2. 2-D Backgrounds#

2.1. SExtractor#

So far, you have learned how to estimate the background (or so-called the “sky” value) at a single star, using the annulus. Although this works sufficiently good for most of the use cases, sometimes you need 2-D fitting to the background pixels, and make a 2-D background. An example will be the target in a nebulous background or galaxy.

2.1.1. Introduction#

The most widely used algorithm uses SExtractor first developed by Bertin & Arnouts (1996). The name came from “source extractor”, and thus this software’s primary goal is to extract sources (including stars, galaxies, asteroids, etc).

There are two important parts of SExtractor:

  1. Estimation of the spatially varying background and

  2. Automatic recognition of the sources (i.e., properties including shape, flux, etc).

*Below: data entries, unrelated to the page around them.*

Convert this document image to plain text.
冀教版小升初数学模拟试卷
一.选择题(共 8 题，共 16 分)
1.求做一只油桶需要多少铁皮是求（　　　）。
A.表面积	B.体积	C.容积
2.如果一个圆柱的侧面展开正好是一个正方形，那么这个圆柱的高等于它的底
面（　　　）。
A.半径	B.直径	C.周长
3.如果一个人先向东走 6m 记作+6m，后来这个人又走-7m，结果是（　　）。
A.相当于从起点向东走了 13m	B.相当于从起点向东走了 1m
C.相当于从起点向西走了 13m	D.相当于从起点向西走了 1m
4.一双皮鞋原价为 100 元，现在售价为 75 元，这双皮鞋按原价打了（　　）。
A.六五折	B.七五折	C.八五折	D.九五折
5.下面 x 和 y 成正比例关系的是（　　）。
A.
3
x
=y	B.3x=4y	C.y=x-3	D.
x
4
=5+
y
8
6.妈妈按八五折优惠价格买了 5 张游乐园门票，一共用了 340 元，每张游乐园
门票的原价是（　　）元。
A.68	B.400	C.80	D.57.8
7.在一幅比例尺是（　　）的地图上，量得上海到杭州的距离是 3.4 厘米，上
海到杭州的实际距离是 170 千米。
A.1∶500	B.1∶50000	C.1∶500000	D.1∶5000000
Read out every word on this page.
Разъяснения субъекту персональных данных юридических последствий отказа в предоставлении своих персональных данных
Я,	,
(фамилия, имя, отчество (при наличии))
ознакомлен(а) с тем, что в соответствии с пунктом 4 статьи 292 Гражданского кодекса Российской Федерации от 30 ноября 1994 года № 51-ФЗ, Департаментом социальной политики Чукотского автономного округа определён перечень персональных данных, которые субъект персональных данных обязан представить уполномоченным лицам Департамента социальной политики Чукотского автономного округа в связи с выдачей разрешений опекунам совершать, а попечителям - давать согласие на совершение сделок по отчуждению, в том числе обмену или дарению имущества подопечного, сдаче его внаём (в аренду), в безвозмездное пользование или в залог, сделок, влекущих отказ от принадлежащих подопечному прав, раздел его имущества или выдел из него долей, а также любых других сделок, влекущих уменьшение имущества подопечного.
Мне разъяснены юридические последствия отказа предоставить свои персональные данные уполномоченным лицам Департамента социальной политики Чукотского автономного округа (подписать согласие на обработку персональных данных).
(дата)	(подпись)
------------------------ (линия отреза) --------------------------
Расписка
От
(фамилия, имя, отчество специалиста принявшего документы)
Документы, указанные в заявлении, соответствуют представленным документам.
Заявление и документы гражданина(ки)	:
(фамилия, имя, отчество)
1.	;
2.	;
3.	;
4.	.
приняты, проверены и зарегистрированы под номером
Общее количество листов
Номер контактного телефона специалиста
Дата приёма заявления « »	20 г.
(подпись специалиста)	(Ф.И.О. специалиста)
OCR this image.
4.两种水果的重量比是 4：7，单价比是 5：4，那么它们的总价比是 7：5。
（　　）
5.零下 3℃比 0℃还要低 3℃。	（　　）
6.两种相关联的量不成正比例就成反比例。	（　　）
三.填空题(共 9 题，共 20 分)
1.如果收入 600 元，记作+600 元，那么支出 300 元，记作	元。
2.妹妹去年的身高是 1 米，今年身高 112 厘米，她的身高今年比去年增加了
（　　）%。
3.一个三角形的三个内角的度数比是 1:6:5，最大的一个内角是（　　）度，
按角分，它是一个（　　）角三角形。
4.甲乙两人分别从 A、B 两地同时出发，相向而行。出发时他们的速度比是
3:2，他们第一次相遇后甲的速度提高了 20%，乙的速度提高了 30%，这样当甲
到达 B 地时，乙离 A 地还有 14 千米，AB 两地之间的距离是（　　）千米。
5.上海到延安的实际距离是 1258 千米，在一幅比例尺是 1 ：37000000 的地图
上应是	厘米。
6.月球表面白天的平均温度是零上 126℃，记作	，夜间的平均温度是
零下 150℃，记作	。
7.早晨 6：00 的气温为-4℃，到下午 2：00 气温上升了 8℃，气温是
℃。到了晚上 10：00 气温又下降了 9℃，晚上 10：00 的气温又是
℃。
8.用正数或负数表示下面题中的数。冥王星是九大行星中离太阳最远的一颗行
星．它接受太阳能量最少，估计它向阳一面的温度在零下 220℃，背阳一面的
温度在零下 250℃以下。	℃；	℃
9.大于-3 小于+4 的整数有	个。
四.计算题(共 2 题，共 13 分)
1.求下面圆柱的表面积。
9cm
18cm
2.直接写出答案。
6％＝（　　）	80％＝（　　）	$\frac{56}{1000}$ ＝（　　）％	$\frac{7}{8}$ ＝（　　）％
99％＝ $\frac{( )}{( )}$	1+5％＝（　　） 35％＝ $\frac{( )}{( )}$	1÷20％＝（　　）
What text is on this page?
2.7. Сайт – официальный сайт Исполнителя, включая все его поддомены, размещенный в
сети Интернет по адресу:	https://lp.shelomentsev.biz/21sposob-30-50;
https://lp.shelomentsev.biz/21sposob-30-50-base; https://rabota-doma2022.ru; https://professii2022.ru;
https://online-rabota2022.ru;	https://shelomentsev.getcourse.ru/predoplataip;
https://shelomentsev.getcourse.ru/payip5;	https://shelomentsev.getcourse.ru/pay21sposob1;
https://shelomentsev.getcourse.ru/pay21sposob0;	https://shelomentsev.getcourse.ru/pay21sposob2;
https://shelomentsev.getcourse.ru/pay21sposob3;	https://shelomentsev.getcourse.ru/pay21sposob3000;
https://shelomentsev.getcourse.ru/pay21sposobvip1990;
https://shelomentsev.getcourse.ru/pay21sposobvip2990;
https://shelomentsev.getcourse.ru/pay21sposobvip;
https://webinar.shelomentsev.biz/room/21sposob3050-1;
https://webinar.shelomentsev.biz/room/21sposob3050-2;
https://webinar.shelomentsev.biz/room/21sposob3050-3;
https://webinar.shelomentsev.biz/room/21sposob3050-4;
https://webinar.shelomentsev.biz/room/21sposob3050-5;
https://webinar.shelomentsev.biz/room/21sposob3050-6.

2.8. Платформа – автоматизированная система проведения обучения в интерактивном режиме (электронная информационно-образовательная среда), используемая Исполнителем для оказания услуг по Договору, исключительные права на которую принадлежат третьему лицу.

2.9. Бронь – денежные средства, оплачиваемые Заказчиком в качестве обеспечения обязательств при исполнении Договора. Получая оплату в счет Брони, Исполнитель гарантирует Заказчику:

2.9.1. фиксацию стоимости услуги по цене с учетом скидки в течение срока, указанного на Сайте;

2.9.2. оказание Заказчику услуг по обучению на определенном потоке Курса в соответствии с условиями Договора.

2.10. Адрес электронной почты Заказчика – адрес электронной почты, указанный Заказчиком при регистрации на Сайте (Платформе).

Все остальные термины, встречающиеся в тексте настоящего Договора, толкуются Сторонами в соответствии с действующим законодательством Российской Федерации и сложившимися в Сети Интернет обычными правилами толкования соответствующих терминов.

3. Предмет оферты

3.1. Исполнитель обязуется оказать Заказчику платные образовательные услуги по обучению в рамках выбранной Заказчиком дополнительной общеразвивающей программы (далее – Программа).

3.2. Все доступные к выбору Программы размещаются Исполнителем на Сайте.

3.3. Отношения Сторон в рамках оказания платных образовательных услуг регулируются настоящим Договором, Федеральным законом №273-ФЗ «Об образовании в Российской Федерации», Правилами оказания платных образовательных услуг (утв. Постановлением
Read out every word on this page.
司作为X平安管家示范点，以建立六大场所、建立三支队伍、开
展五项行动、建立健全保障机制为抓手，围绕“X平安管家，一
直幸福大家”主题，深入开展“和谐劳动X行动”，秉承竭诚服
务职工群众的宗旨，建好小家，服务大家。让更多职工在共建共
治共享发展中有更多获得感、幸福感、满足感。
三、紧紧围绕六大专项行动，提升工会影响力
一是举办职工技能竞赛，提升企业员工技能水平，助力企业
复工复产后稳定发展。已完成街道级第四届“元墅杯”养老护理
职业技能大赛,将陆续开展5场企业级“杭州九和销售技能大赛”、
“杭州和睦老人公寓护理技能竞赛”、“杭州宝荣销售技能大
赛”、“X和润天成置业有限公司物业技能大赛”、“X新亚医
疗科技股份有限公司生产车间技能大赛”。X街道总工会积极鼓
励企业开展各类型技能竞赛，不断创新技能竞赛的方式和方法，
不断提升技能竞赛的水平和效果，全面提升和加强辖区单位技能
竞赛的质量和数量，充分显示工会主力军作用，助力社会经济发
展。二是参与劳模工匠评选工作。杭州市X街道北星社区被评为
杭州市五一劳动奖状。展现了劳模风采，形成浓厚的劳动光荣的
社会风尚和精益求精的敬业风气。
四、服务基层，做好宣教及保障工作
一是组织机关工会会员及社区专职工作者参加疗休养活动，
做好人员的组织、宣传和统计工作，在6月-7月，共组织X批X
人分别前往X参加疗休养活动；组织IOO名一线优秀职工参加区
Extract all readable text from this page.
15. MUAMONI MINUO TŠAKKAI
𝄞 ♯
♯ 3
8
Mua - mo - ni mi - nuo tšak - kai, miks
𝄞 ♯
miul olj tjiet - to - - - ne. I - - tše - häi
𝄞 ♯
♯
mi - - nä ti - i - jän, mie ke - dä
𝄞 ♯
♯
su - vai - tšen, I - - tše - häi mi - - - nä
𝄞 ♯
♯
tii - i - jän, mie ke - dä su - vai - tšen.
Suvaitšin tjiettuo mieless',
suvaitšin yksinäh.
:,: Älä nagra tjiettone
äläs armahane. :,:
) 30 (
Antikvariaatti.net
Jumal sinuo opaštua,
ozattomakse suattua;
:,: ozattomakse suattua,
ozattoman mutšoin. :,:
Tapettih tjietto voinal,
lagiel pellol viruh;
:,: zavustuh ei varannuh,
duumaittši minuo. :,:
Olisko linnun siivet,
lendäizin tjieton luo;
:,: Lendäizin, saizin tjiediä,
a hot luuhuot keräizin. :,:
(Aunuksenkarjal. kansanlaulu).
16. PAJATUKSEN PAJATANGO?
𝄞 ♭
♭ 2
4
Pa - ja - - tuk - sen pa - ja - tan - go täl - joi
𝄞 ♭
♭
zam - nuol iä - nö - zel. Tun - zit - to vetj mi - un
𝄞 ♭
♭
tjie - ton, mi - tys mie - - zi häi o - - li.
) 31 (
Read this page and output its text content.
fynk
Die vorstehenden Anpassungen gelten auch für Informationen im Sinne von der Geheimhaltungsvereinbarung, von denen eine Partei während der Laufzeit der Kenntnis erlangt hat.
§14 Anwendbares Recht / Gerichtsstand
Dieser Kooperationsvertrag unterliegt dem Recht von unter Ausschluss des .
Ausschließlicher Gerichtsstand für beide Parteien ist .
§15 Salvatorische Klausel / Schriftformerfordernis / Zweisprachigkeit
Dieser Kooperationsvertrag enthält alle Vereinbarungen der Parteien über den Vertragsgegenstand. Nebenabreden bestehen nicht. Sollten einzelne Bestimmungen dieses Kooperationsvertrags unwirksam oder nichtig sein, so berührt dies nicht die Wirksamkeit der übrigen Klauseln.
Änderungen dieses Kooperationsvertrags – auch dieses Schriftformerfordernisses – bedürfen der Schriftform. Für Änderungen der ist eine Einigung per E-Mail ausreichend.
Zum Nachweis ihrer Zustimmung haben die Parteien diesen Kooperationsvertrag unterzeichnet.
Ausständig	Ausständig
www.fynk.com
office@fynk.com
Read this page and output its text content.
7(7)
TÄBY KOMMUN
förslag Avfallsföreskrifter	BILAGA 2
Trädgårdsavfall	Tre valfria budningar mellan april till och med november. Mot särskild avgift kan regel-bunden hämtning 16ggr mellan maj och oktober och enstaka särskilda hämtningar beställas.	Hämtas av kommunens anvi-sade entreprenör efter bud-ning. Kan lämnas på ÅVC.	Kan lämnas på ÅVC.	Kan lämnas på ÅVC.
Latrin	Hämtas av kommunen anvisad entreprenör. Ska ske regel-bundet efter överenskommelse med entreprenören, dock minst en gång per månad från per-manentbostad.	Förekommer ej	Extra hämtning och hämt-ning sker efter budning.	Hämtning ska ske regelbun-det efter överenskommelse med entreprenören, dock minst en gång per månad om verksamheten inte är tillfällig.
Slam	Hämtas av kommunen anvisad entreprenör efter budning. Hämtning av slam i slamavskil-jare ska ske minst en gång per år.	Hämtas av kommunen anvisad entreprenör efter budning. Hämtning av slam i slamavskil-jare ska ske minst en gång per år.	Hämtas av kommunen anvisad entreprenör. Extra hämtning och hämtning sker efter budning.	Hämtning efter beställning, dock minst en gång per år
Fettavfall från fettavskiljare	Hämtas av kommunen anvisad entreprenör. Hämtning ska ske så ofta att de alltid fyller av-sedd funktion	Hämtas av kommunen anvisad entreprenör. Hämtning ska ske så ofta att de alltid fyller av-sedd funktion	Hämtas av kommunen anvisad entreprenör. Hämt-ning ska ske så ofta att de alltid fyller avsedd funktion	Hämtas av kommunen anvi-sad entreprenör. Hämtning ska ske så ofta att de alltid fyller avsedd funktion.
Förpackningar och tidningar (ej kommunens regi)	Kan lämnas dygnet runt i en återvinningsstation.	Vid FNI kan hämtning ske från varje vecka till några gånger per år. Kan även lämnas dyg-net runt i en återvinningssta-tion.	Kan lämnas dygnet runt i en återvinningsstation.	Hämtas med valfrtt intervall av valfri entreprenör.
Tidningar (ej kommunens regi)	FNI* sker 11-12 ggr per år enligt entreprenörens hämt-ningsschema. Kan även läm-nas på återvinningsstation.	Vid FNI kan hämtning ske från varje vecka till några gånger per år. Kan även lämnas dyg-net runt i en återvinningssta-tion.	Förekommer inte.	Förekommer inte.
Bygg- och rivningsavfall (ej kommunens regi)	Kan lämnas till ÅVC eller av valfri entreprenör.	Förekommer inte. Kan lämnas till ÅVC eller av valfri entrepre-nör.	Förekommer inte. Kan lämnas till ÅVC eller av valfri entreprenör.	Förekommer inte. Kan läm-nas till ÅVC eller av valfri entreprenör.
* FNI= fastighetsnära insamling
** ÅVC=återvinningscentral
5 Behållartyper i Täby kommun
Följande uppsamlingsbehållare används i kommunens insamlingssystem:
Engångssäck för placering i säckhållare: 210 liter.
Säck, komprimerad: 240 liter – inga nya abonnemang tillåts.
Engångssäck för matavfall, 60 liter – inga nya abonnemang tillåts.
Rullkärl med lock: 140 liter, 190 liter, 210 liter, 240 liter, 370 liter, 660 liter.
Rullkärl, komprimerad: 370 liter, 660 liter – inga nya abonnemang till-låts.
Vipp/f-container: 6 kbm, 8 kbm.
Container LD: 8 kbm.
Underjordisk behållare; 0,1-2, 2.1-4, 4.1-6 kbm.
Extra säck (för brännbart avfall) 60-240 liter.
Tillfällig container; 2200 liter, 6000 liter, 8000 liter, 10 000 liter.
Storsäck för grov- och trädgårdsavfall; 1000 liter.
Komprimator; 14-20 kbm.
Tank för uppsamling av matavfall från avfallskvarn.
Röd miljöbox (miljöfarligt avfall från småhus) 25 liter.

A general implementation of background estimation in photutils (photutils.background) includes SExtractor-like background estimation (this will be covered in this note). The second part, source recognition (in photutils, it is implemented to photutils.segmentation) is covered in Extended Sources lecture note.

2.1.2. Documentations#

There are two bibles for SExtractor and I link those for you just in case you need to use it for historical reasons:

  1. Official online manual // official PDF manual from astromatic.net

    • Note that the readthedocs web can be converted to PDF (here).

  2. a note called “Source Extractor for Dummies”.

You may also find them from our references.

2.1.3. Implementations in Python#

In python, there are two widely used versions to mimic SExtractor:

  1. photutils

  2. sep (Source Extractor in Python) (the paper on JOSS)

The pros and cons of these are clear: photutils gives you more freedom, but is much slower then sep. sep uses numpy only and is much faster (see benchmark). However, sep can only do very basic calculations. I personally use sep for most works because it’s faster.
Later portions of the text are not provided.